We will denote our guess for the left-hand side of the inequality by $$y$$. We will show that only $$\lfloor \frac{x_i}{y} \rfloor$$ and $$\lfloor \frac{x_i}{y} \rfloor - 1$$ may be valid values of $$k$$. It will be easy to check each of these using our condition and add them to our set if they are indeed valid.

So we want to show that only $$k = \lfloor \frac{x_i}{y} \rfloor$$ and $$k = \lfloor \frac{x_i}{y} \rfloor - 1$$ may satisfy both $$\lfloor \frac{x_i}{k} \rfloor = y$$ and $$x_i \bmod k \leq y$$. We will show at least one condition must fail whenever $$k > \lfloor \frac{x_i}{y} \rfloor$$ or $$k < \lfloor \frac{x_i}{y} \rfloor - 1$$.
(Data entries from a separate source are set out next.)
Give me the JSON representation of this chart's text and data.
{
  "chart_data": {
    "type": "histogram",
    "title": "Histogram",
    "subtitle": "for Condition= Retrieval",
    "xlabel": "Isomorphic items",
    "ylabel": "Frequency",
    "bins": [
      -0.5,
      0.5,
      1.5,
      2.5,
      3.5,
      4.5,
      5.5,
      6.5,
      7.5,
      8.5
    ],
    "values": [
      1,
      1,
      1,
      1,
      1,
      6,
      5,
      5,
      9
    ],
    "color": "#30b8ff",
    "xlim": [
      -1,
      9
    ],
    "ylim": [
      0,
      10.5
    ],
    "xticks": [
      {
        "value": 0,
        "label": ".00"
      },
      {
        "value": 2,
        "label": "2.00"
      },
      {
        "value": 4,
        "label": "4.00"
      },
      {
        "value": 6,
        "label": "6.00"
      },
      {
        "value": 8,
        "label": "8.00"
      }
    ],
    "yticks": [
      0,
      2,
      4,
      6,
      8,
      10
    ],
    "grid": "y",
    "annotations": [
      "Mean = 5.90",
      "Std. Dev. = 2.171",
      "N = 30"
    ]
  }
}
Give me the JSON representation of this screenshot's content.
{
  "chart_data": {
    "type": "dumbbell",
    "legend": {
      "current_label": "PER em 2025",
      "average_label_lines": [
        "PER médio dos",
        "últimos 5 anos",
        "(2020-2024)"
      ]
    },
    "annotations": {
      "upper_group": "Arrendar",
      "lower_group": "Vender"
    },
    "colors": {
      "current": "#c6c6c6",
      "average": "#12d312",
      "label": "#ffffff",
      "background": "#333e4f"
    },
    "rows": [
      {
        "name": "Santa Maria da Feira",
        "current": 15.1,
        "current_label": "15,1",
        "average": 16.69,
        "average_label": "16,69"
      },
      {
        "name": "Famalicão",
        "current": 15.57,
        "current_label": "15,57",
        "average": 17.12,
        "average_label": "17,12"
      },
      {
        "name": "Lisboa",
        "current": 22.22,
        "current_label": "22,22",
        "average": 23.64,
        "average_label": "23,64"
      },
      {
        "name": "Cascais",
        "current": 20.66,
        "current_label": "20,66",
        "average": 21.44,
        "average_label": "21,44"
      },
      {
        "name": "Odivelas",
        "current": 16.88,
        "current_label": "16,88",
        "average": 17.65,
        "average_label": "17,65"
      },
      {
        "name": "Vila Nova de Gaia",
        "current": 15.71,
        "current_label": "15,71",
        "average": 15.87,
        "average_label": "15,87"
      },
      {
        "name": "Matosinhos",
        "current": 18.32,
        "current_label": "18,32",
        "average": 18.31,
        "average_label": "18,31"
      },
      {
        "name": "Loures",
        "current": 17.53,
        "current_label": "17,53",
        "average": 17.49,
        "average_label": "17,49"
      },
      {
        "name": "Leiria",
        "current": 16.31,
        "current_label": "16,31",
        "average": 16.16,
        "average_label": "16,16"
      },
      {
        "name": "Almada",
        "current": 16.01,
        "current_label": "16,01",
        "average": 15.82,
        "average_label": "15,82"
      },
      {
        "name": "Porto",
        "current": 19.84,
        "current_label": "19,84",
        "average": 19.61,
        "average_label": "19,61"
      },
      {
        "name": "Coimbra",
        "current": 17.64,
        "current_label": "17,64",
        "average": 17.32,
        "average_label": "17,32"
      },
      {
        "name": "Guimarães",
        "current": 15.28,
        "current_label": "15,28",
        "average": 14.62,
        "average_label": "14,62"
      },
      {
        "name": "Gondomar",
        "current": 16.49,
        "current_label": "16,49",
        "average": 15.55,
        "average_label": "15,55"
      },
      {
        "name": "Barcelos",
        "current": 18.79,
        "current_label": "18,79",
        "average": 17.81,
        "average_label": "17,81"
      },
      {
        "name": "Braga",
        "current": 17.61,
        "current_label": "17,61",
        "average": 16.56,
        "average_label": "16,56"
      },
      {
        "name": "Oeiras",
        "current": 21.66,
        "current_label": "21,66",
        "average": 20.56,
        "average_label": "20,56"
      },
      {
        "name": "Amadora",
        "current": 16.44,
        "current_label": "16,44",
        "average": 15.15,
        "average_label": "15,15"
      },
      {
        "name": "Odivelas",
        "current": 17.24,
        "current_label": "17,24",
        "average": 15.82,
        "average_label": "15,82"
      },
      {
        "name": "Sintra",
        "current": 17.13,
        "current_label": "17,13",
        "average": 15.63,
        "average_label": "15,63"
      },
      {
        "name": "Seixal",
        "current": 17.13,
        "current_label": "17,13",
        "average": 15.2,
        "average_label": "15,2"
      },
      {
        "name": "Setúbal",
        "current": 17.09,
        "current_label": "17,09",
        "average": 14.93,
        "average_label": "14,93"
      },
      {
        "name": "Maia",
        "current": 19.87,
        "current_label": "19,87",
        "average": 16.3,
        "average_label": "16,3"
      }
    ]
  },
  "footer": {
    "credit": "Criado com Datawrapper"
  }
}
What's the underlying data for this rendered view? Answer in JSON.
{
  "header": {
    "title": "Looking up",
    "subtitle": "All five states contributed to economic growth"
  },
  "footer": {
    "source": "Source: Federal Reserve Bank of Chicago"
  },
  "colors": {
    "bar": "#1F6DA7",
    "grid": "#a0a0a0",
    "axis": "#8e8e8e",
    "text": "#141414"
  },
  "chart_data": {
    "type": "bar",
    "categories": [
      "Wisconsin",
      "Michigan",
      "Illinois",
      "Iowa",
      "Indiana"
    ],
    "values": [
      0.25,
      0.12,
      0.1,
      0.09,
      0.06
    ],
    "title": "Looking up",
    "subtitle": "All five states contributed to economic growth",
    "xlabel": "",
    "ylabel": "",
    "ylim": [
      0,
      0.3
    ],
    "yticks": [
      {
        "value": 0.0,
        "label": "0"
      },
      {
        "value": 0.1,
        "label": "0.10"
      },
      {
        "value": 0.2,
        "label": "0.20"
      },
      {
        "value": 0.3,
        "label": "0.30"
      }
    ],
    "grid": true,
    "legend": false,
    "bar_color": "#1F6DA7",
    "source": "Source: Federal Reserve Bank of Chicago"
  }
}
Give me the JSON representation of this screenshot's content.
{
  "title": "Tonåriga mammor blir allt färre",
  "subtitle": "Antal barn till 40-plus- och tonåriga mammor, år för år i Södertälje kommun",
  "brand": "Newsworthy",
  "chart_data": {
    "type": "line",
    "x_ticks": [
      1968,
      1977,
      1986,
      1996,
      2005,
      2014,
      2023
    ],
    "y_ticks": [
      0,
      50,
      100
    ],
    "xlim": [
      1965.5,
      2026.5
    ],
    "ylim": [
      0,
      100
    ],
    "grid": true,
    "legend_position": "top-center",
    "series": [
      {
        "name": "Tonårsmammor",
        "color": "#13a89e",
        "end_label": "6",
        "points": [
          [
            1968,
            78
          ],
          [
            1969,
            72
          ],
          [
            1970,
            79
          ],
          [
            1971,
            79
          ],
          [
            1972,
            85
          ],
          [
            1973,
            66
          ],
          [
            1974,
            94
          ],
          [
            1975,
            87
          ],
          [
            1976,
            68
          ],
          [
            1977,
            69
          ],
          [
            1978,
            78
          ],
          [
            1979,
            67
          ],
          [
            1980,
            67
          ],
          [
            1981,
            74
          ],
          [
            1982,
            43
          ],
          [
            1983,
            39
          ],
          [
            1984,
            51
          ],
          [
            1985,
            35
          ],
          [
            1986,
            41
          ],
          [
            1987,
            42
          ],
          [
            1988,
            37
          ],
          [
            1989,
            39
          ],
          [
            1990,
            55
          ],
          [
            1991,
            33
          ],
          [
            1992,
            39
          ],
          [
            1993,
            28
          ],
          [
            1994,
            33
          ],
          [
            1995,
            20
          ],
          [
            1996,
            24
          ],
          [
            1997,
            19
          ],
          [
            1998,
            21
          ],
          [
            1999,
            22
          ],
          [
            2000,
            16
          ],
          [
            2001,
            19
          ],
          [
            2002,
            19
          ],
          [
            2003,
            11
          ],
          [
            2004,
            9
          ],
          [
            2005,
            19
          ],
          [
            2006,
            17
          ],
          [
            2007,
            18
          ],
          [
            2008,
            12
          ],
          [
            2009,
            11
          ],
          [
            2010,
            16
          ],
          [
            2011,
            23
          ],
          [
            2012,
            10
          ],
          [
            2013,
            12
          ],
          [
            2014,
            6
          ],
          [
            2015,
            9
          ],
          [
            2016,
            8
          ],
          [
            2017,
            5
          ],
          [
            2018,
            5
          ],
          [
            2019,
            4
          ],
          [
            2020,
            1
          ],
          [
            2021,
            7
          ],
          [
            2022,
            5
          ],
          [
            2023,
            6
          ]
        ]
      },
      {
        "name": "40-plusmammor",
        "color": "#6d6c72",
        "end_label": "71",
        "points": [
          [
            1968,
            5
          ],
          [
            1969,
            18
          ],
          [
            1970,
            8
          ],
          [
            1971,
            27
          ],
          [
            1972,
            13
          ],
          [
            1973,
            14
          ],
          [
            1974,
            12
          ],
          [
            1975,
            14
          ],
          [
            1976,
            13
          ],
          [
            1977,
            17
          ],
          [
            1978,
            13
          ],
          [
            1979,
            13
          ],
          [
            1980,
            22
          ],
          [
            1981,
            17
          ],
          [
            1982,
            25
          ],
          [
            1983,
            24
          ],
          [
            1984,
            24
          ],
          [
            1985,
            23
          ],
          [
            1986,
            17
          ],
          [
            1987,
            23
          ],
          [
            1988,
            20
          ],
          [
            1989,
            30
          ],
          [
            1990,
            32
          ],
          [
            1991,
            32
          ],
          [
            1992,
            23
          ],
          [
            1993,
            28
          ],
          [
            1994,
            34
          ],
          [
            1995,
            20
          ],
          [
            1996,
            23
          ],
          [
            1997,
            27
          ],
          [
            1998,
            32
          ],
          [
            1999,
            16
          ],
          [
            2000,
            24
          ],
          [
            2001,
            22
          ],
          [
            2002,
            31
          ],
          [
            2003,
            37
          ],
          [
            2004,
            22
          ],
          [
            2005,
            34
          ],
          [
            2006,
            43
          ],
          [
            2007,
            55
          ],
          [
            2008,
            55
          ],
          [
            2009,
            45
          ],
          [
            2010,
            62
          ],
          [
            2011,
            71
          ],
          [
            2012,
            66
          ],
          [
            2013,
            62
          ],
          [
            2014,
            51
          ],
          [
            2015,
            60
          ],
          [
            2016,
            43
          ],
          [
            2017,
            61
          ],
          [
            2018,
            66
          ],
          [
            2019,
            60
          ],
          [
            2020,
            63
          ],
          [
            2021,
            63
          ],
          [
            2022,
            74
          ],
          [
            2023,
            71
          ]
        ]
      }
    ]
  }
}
First, we handle the $$k > \lfloor \frac{x_i}{y} \rfloor$$ case. In this case, the first condition ($$\lfloor \frac{x_i}{k} \rfloor = y$$) cannot hold; in fact, $$\lfloor \frac{x_i}{k} \rfloor < y$$. It is enough to note that $$k > \frac{x_i}{y}$$ whenever $$k > \lfloor \frac{x_i}{y} \rfloor$$, since $$k$$ is an integer. Then

$\left\lfloor \frac{x_i}{k} \right\rfloor \leq \frac{x_i}{k} < \frac{x_i}{x_i/y} = y.$

The $$k < \lfloor \frac{x_i}{y} \rfloor - 1$$ case is more subtle. Without loss of generality, assume the first condition holds (if not, then we are done). We will prove that $$x_i \bmod k > y$$. To do so, we again invoke the division algorithm. For convenience, let $$m = \lfloor \frac{x_i}{y} \rfloor - k$$.

\begin{align} x_i &= qk + r & (0 \leq r < k) \\ &= yk + r \\ &= y\left(\left\lfloor \frac{x_i}{y} \right\rfloor - m\right) + r \end{align}

But since $$y \lfloor \frac{x_i}{y} \rfloor \leq x_i$$, rearranging gives $$r \geq my > y$$, as desired.

This completes the proof that there are never more than $$3\sqrt{x_i}$$ (in practice, there are usually close to $$2\sqrt{x_i}$$) valid values of $$k$$, and so we can start by testing all of these for $$x_1$$, adding valid ones to a set, and then iterating over the other $$x_i$$ and removing invalid ones. At the end, we can choose the largest element of our set (the set can never be empty because $$k = 1$$ is always valid) and calculate the corresponding minimum number of sets as described above.